Me fui pues caminando y metiendo las narices en todos los rincones, y así descubrí un tronco que había doblado sus rodillas sobre el río y que había sido superpoblado por montones de setas que debieron encontrar en el leño caído el lugar ideal para crecer y multiplicarse. El camino no aparecía en mi mapa y la flechita del gps navegaba en el más absoluto vacío, sin embargo la senda subía y subía descubriéndome aquí una cascada, allí una oscura cueva en donde pequeños helechos y plantas amantes de la oscuridad y la humedad proliferaban arropados en un silencio de cueva. Algo más de tres horas de paseo sin cometido que llegó a su término cuando mi estómago empezó a barruntar que la hora de la comida debía de estar próxima, instante en que di la vuelta y tomé el mismo camino de regreso.





A la sombra de un arce me hice una sopa, me freí unas alitas de pollo que acompañé con un vasito de vino, terminé con el último plátano que me quedaba y concluí la comida con el café acostumbrado.

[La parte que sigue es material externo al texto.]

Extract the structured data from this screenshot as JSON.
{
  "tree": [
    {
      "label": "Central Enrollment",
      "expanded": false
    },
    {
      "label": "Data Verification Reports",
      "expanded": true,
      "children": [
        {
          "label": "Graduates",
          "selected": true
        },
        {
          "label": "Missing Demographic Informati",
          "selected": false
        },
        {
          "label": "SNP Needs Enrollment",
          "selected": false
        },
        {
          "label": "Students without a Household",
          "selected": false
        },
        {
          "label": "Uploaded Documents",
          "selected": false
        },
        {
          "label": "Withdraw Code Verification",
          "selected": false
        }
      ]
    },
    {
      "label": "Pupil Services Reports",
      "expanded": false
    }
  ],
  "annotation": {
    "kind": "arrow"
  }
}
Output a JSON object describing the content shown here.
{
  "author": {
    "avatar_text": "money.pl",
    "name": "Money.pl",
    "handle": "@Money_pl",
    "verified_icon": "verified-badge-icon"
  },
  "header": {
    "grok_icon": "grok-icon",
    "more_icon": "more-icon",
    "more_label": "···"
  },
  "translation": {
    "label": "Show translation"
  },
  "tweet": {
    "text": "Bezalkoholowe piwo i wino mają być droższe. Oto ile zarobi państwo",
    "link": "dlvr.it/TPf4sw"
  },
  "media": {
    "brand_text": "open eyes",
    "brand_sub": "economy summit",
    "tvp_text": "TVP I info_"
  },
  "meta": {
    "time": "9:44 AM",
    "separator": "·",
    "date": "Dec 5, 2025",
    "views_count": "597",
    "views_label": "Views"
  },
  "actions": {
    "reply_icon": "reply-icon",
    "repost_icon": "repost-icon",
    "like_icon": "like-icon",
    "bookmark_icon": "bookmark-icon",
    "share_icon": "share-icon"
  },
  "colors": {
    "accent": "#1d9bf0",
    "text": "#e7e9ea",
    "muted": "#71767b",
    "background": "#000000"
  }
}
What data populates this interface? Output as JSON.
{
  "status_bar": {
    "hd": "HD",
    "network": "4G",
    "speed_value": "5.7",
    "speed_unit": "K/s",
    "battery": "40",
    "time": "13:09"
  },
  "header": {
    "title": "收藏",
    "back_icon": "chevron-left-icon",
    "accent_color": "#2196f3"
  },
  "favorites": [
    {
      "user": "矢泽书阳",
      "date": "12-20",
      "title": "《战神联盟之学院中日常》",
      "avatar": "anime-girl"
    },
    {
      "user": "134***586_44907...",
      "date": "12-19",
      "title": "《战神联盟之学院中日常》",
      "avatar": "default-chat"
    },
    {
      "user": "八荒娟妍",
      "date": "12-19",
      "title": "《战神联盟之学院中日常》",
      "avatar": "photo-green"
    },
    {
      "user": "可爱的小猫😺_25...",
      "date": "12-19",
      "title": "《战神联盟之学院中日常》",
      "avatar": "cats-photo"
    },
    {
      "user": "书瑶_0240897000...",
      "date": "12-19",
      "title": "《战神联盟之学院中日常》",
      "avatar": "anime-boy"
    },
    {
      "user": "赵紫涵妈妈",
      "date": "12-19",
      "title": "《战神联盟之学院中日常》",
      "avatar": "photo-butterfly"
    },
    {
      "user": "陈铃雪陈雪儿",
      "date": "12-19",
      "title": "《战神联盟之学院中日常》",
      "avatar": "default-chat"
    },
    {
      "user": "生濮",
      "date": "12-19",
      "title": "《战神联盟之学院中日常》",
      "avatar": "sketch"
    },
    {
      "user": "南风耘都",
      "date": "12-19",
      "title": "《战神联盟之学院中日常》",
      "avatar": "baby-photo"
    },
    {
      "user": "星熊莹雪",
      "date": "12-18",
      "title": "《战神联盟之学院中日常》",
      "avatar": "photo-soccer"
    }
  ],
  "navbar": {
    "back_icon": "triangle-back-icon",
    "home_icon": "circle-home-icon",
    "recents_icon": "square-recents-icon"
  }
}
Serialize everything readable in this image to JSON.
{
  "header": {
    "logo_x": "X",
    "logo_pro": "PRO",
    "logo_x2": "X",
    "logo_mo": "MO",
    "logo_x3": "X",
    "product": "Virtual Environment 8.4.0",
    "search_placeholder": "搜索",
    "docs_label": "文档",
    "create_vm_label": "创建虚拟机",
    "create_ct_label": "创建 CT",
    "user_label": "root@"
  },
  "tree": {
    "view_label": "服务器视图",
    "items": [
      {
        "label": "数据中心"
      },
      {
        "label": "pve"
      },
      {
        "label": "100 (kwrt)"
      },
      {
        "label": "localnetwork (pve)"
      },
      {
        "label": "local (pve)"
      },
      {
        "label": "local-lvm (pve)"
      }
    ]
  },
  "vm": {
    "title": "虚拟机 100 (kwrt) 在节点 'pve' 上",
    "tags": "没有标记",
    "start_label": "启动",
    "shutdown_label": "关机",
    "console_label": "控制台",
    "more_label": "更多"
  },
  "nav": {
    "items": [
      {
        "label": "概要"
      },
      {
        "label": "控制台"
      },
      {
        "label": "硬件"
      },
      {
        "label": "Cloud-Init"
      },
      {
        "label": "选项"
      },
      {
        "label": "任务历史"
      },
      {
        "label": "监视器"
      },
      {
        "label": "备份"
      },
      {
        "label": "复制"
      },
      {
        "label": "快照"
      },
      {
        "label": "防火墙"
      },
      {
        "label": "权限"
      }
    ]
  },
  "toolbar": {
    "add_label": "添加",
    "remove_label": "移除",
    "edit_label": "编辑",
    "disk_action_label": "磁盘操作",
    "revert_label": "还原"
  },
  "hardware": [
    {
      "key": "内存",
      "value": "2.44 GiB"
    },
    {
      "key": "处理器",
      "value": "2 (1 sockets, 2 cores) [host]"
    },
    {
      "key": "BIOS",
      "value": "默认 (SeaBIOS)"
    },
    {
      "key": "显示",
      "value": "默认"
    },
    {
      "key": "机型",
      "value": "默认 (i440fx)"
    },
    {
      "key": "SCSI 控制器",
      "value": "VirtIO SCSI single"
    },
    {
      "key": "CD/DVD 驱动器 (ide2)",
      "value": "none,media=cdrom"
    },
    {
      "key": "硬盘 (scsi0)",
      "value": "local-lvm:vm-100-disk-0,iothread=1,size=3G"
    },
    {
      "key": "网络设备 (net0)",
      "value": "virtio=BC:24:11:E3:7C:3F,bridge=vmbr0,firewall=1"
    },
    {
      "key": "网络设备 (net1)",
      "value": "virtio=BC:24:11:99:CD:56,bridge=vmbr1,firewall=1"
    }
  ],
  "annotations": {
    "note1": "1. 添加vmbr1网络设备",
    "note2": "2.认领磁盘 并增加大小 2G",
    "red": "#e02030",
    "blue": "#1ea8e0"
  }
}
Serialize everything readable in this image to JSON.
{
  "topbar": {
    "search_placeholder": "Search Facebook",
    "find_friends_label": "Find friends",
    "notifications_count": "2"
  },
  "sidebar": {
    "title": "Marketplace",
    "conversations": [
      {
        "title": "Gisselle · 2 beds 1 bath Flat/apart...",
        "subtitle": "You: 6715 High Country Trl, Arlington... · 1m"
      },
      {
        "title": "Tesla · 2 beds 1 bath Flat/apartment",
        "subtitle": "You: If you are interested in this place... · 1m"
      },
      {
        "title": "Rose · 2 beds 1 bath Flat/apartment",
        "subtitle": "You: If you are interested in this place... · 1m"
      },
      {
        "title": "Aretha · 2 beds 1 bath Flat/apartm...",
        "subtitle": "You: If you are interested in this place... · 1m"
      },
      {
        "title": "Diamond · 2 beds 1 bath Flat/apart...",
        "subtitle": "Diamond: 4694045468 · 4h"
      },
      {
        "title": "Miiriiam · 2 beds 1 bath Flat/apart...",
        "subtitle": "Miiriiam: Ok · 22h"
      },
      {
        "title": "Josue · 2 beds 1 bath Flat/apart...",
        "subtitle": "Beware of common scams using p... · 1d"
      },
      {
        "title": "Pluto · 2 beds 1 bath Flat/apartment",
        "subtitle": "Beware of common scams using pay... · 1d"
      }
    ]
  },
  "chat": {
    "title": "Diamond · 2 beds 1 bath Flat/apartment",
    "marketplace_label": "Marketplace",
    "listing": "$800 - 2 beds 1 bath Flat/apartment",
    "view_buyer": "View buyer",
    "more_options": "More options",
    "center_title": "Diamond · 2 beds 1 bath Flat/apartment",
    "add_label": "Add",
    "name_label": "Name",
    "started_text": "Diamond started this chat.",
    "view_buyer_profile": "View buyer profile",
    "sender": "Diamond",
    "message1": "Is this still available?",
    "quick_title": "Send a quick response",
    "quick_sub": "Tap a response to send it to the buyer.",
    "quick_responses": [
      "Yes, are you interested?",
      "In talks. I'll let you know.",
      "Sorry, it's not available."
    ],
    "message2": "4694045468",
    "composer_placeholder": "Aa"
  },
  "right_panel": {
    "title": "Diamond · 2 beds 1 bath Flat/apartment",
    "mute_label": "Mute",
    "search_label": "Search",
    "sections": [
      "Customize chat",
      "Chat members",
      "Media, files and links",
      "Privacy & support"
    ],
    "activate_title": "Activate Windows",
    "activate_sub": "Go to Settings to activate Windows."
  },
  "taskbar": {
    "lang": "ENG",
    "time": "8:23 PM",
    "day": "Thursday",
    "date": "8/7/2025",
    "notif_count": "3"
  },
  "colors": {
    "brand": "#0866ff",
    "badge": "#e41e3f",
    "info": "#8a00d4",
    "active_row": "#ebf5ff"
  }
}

Tuve que revisar por dónde iba a transcurrir mis próximos otoños porque Santiago muy amablemente me advirtió por teléfono que a partir del lunes el tiempo cambiaría, que por el norte se anunciaba un descenso en las temperaturas de dieciséis grados. En mi lista estaba hacer alguna excursión por Picos de Europa más adelante, pero ante estas noticias decidí que mañana mismo subiría a Vega Urriello a hacer una visita de cortesía al Naranjo de Bulnes, que ¡cielos!, parece ayer y ya habían transcurrido treinta años del último encuentro, una vez que toda la familia atravesamos el macizo de sur a norte y que llegamos al refugio de Urriello con necesidad de asistencia médica. Bajando los cinco por una canal, uno de mis hijos desprendió a su paso algunas rocas y una de ellas terminó alcanzándome la cara rompiéndome el tabique nasal. El encargado del refugio logró recomponérmelo, me lo dejó tan bien que cuando llegué a casa no necesité ir al médico. La vez anterior que había estado por allí habíamos subido por la cara sur del Naranjo y vivaqueamos en la cumbre. Aquel día tuvimos un crepúsculo muy espectacular. Manolo el dientes, Moisés Castaño, Bocanegra, alguien que no recuerdo y que posó en calzoncillos para la posteridad aquella tarde y un servidor componíamos el grupo de agraciados para un vivac en lugar tan especial.

Hoy paso la noche en el aparcamiento junto a Puente Poncebos. Mañana espero salir muy temprano. Me hace ilusión ver el Naranjo al amanecer.